Kinetic structure of rotational discontinuities: Implications for the magnetopause

Abstract

Magnetic field rotations in the high ion beta magnetosheath that are part of the magnetopause structure are expected to have only a small normal component. We have studied the properties of rotational discontinuities (RDs) under these conditions, viewed as the limit of weak intermediate shocks (ISs), by performing hybrid simulations with a reflecting wall boundary condition (piston method). With this dynamic formation, the sense and size of rotation are not arbitrarily predetermined, but rather evolve from the given upstream (magnetosheath) and downstream (magnetospheric) boundary conditions, similar to what takes place at the magnetopause.
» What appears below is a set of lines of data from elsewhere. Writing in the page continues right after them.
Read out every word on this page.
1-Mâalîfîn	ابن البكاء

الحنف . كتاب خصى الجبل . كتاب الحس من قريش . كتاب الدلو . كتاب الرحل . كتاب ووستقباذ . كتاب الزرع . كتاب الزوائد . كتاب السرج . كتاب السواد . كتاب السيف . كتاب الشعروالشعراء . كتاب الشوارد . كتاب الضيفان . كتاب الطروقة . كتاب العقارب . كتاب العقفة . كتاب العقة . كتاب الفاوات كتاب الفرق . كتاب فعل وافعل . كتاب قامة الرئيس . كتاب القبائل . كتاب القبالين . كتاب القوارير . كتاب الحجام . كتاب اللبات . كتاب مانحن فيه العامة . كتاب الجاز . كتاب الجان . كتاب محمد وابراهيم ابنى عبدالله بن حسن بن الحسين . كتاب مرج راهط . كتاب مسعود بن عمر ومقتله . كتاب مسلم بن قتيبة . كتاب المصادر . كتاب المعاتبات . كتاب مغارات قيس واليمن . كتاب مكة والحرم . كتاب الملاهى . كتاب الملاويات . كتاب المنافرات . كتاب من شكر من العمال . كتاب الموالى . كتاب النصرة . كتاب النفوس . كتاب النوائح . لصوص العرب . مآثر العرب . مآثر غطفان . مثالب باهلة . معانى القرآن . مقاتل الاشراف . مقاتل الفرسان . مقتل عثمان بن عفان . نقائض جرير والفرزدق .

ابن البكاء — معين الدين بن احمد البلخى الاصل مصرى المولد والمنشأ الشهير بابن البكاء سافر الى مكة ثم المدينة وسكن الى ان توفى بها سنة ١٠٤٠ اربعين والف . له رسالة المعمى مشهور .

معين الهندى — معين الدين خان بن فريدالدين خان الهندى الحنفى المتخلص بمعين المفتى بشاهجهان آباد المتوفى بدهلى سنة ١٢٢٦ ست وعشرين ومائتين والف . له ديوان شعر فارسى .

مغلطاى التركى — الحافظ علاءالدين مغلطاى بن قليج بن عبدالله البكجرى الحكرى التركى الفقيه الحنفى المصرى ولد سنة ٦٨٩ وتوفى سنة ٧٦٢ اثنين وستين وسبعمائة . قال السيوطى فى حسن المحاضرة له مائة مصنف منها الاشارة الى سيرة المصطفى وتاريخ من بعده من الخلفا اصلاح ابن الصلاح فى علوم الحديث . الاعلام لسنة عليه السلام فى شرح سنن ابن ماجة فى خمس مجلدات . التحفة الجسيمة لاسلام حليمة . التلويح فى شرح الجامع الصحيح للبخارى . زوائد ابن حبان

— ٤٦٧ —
This work focuses on several aspects: the observed minimum shear of RDs, their width, their internal signature, and their relation to ISs in isotropic plasmas. Our simulation results are in agreement with the minimum shear observations, that is, the RDs choose the sense of rotation that corresponds to the minimum angle between the upstream and downstream field vector. The RDs are stable, with a unique scale size. Typical gradient scale half widths are one to four ion inertial lengths with a total width up to ten times of that, in agreement with magnetopause observations. We develop a generalized fluid theory of RDs and discuss the characteristic internal signatures of the rotational layer, comparing the kinetic simulation results to predictions from the generalized fluid theory. The results show that ion inertia, anisotropic pressure, finite Larmor radius effects, nonzero ion heat flux, and reflected ions all contribute to the signatures of RDs on kinetic scales. The RDs may have upstream or downstream wave trains, which become weak for high ion beta and small normal components of the magnetic field. We explain the presence and direction of wave trains in terms of the kinetic properties of the Alfvén/ion‐cyclotron mode. Away from the RD limit there is a smooth transition to weak intermediate shocks, which have small jumps close to expected Rankine‐Hugoniot values. Apart from that, there are few kinetic plasma signatures that distinguish RDs from their neighboring ISs. However, noncoplanar ISs evolve in time into thin RDs. Using the properties of RDs and ISs, we make specific suggestions how these discontinuities can be distinguished observationally in the case of an isotropic plasma.